Loi du combat. — Chez les nations barbares, les Australiens, par exemple, les femmes sont un prétexte continuel de guerre entre les individus de la même tribu et ceux des tribus différentes. Il en était sans doute ainsi dans l’antiquité : « Nam fuit ante Helenam mulier teterrima belli causa. » Chez les Indiens de l’Amérique du Nord, la lutte est réduite à l’état de système. Un excellent observateur, Hearne[1], dit : Parmi ces peuples, il a toujours été d’usage, chez les hommes, de lutter pour s’assurer la possession de la femme à laquelle ils sont attachés ; et, naturellement, c’est l’individu le plus fort qui emporte le prix. Un homme faible, à moins qu’il ne soit bon chasseur et fort aimé dans la tribu, conserve rarement une femme qu’un homme plus fort croit digne de son attention. Cette coutume prévaut dans toutes les tribus, et développe un grand esprit d’émulation chez les jeunes gens, qui, dès leur enfance, profitent de toutes les occasions pour éprouver leur force et leur adresse à la lutte. »

Azara dit que les Guanas de l’Amérique du Sud ne se marient que rarement avant vingt ans ou plus, n’étant pas jusqu’à cet âge en état de vaincre leurs rivaux.

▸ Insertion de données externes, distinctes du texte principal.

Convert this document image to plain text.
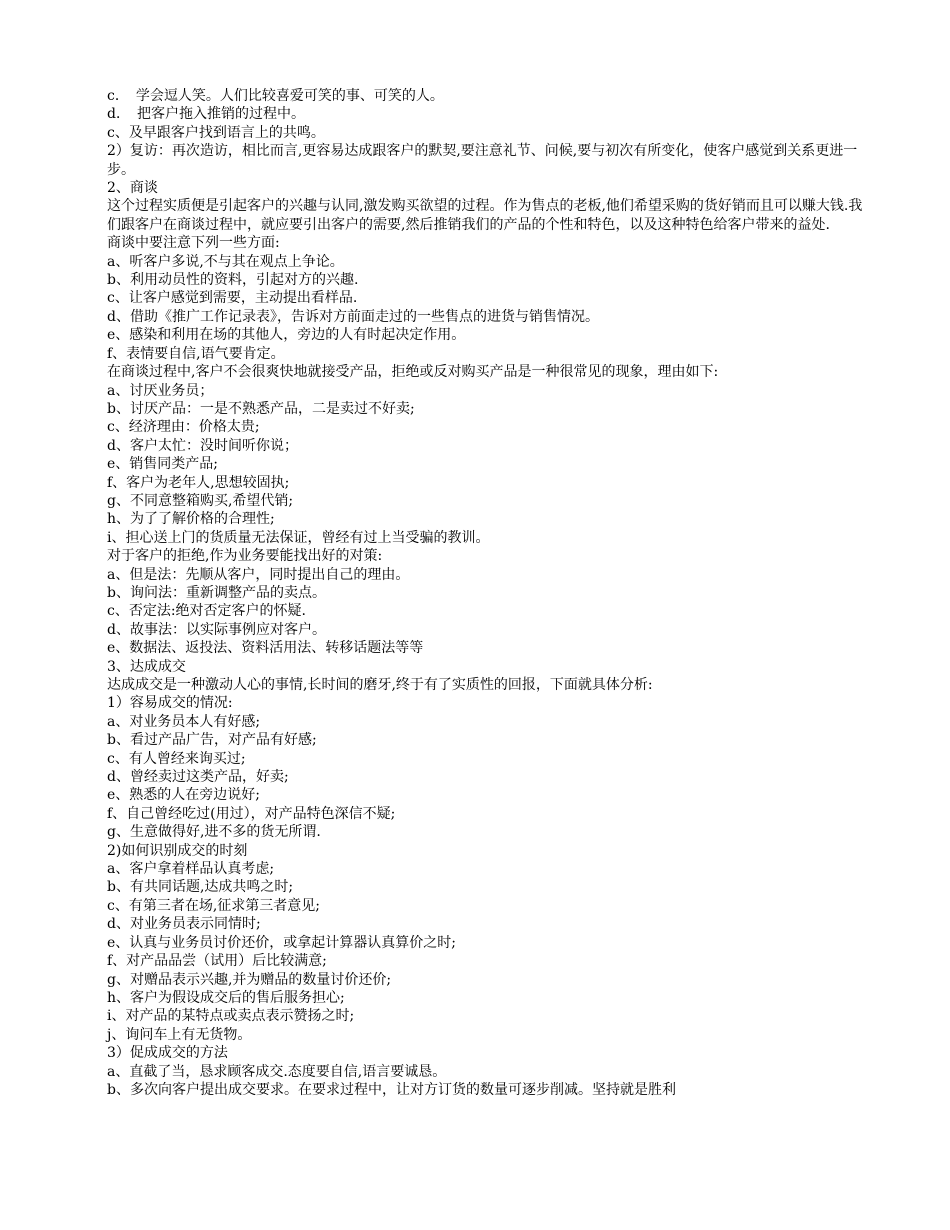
c．　学会逗人笑。人们比较喜爱可笑的事、可笑的人。

d．　把客户拖入推销的过程中。

c、及早跟客户找到语言上的共鸣。

2）复访：再次造访，相比而言,更容易达成跟客户的默契,要注意礼节、问候,要与初次有所变化，使客户感觉到关系更进一步。

2、商谈

这个过程实质便是引起客户的兴趣与认同,激发购买欲望的过程。作为售点的老板,他们希望采购的货好销而且可以赚大钱.我们跟客户在商谈过程中，就应要引出客户的需要,然后推销我们的产品的个性和特色，以及这种特色给客户带来的益处.

商谈中要注意下列一些方面:

a、听客户多说,不与其在观点上争论。

b、利用动员性的资料，引起对方的兴趣.

c、让客户感觉到需要，主动提出看样品.

d、借助《推广工作记录表》，告诉对方前面走过的一些售点的进货与销售情况。

e、感染和利用在场的其他人，旁边的人有时起决定作用。

f、表情要自信,语气要肯定。

在商谈过程中,客户不会很爽快地就接受产品，拒绝或反对购买产品是一种很常见的现象，理由如下:

a、讨厌业务员；

b、讨厌产品：一是不熟悉产品，二是卖过不好卖;

c、经济理由：价格太贵;

d、客户太忙：没时间听你说；

e、销售同类产品;

f、客户为老年人,思想较固执;

g、不同意整箱购买,希望代销;

h、为了了解价格的合理性;

i、担心送上门的货质量无法保证，曾经有过上当受骗的教训。

对于客户的拒绝,作为业务要能找出好的对策:

a、但是法：先顺从客户，同时提出自己的理由。

b、询问法：重新调整产品的卖点。

c、否定法:绝对否定客户的怀疑.

d、故事法：以实际事例应对客户。

e、数据法、返投法、资料活用法、转移话题法等等

3、达成成交

达成成交是一种激动人心的事情,长时间的磨牙,终于有了实质性的回报，下面就具体分析:

1）容易成交的情况:

a、对业务员本人有好感;

b、看过产品广告，对产品有好感;

c、有人曾经来询买过;

d、曾经卖过这类产品，好卖;

e、熟悉的人在旁边说好;

f、自己曾经吃过(用过），对产品特色深信不疑;

g、生意做得好,进不多的货无所谓.

2)如何识别成交的时刻

a、客户拿着样品认真考虑;

b、有共同话题,达成共鸣之时;

c、有第三者在场,征求第三者意见;

d、对业务员表示同情时;

e、认真与业务员讨价还价，或拿起计算器认真算价之时;

f、对产品品尝（试用）后比较满意;

g、对赠品表示兴趣,并为赠品的数量讨价还价;

h、客户为假设成交后的售后服务担心;

i、对产品的某特点或卖点表示赞扬之时;

j、询问车上有无货物。

3）促成成交的方法

a、直截了当，恳求顾客成交.态度要自信,语言要诚恳。

b、多次向客户提出成交要求。在要求过程中，让对方订货的数量可逐步削减。坚持就是胜利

Nous pourrions citer encore d’autres faits semblables, mais, les preuves nous manquassent-elles, nous serions presque sûrs, d’après l’analogie avec les Quadrumanes supérieurs[2], que la loi du combat a prévalu chez l’homme pendant les premières phases de son développement. L’apparition accidentelle, aujourd’hui encore, de dents canines qui dépassent les autres, et les traces d’un intervalle pour la réception des canines opposées, est, selon toute probabilité, un cas de retour vers un état antérieur, alors que les ancêtres de l’homme étaient pourvus de ces défenses, comme le sont tant de Quadrumanes mâles actuels. Nous avons fait remarquer, dans un chapitre précédent, que l’homme, à mesure qu’il se redressait, et commençait à se servir de ses bras et de ses mains, ou pour combattre avec des bâtons et des pierres, ou pour les autres usages de la vie, devait employer de moins en moins ses mâ-

  1. A Journey from Prince of Wales fort, in-8. Édition de Dublin, 1796, 104. Sir J. Lubbock (Origin of Civilisation, p. 69, 1870) cite d’autres exemples semblables dans l’Amérique du Nord. Pour les Ouanas de l’Amérique du Sud, voir Azara, o. c., II, p. 94.
  2. Sur les combats des Gorilles mâles, docteur Savage, Boston Journal of Nat. Hist., V, p. 423,.1847 ; sur Presbytis entellus, voir Indian Field, p. 146, 1859.